Haas wachte morgens auf, weil er die Tiere im Zoo schreien hörte. Um nachzusehen, was der Grund für die Aufregung der Zoo-Bewohner sein könnte, ging er nach draußen. "Ich gehe auf den Balkon und stütze mich mit meinen Händen an der Brüstung ab. Und in dem Moment habe ich gedacht, ich stürze mit dem Haus um. Da wurde mir schon mulmig, der Balkon hätte sich schließlich lösen können."

Natürlich kam ihm das nur so vor. Aber tatsächlich kann sich das Colonia-Haus bewegen, bis zu 1,50 Meter in alle Richtungen. Das ist bei Hochhäusern normal, denn wenn es stürmt oder die Erde bebt, dann muss so ein Turm beweglich sein. Deshalb ist das Haus auch auf Rollen gebaut, sagt Haas. Auch wenn es stark windet, dann merkt er das in seiner Wohnung: an den Bilderrahmen, die mit Bleiseilen von der Decke hängen. Denn die schwanken dann.

Denkmalschutz ja oder nein?

Die Sache mit den Balkonen ist tatsächlich eine Sicherheitsfrage. Denn die Balkonbrüstungen müssen erneuert werden. 2021 soll es losgehen, sagt Haas. Als man der Hausgemeinschaft zum ersten Mal davon erzählt habe, hätten viele Bewohner Angst gehabt. Angst vor einer Luxussanierung. Darauf hin haben sich einige bei der Stadt Köln bemüht, das Haus unter Denkmalschutz zu stellen.

Aktuell hat das Colonia-Haus diesen Status auch, doch der behindere Modernisierungsmaßnahmen, sagt Haas. Deshalb unternehme der Beirat gerade alle Anstrengungen, um diese Auszeichung wieder rückgängig zu machen.

Blick auf Rhein und Dom
Die Wohnungen mit Rhein- und Domblick sind die beliebtesten, sagt Heinrich Haas.

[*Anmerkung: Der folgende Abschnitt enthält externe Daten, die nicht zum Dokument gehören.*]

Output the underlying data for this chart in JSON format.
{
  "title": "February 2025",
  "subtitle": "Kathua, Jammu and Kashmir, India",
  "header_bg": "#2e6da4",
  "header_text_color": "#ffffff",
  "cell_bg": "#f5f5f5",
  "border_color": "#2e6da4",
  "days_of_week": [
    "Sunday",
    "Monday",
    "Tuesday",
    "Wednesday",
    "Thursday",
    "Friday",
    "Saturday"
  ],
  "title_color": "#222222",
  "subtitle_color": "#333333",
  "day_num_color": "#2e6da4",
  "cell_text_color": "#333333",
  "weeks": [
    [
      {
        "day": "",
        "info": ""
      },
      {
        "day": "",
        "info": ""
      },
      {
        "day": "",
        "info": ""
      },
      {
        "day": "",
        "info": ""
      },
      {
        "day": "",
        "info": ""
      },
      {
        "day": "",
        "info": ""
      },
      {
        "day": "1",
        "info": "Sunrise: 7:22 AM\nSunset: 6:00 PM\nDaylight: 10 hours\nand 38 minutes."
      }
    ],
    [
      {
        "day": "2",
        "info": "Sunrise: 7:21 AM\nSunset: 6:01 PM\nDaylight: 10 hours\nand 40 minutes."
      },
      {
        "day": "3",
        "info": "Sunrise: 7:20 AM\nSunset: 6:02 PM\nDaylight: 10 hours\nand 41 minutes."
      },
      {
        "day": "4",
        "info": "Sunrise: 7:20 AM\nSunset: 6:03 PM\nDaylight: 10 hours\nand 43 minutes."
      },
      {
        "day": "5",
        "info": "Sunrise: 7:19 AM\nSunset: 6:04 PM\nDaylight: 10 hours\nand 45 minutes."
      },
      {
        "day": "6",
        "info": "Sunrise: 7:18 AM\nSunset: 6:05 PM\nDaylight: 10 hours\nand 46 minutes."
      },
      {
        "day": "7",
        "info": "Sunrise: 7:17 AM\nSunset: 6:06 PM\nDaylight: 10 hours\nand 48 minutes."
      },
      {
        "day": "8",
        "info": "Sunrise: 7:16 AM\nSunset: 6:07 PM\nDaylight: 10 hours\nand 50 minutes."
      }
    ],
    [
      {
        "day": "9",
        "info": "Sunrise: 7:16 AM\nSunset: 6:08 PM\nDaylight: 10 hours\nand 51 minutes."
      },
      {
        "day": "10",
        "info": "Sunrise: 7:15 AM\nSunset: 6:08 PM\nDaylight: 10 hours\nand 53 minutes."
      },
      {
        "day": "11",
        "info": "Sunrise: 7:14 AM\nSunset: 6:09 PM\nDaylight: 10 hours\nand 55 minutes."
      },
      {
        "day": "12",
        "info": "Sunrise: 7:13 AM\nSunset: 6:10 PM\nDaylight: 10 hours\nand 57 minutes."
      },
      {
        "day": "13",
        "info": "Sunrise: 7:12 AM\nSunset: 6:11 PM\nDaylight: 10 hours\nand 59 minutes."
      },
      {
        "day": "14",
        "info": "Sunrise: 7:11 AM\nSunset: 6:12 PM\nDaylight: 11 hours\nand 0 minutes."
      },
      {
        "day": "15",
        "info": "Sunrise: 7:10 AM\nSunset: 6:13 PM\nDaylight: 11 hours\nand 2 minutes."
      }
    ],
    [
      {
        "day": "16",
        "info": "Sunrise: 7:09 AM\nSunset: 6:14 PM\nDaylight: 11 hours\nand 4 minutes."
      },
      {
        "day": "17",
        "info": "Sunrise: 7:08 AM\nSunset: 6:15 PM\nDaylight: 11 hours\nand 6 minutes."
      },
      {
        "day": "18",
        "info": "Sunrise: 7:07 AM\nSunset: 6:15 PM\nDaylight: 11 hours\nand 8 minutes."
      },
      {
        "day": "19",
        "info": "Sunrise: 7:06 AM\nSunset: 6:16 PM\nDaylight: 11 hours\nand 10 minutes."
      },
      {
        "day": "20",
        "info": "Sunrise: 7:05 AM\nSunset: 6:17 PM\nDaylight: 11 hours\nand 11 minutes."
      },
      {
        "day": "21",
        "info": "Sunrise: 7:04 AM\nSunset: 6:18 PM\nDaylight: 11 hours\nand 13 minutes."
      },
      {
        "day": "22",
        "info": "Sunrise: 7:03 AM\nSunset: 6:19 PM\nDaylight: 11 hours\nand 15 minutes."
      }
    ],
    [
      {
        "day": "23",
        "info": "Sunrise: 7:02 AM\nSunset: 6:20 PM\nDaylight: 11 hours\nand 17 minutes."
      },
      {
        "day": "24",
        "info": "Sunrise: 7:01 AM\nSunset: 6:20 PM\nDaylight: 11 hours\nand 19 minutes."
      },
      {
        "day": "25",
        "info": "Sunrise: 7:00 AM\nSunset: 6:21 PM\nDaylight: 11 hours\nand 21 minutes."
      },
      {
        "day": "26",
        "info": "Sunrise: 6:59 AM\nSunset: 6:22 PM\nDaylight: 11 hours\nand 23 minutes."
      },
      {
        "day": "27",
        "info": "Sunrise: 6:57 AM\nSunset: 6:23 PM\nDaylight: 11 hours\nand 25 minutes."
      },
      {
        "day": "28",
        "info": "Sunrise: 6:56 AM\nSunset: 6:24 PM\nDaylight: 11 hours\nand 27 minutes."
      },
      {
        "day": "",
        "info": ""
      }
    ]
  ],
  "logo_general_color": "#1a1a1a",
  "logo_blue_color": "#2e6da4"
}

Die Rücknahme des Denkmalschutzes ist auch für einen anderen Status des Colonia-Hauses wichtig. Denn wie oben erwähnt: Bald wird es nicht mehr das höchste Wohnhaus Deutschlands sein. In Frankfurt wird noch in diesem Jahr der Grand Tower fertiggestellt, 2020 sollen die ersten Bewohner einziehen. 172 Meter wird der hoch sein, und damit 17 Meter höher als das Colonia-Haus. Doch man denkt über einen Aufbau nach, um dem Colonia-Haus seinen Spitzenplatz wieder zu sichern.

Heinrich Haas ist es nicht so wichtig, ob er nun im höchsten oder im zweithöchsten Wohnhaus Deutschlands lebt, solange er im Colonia-Haus lebt. Wo anders zu leben, das kann er sich nach so vielen Jahren nicht vorstellen. "Mein Wunsch ist es, dass ich hier irgendwann mit den Füßen zuerst rausgetragen werde."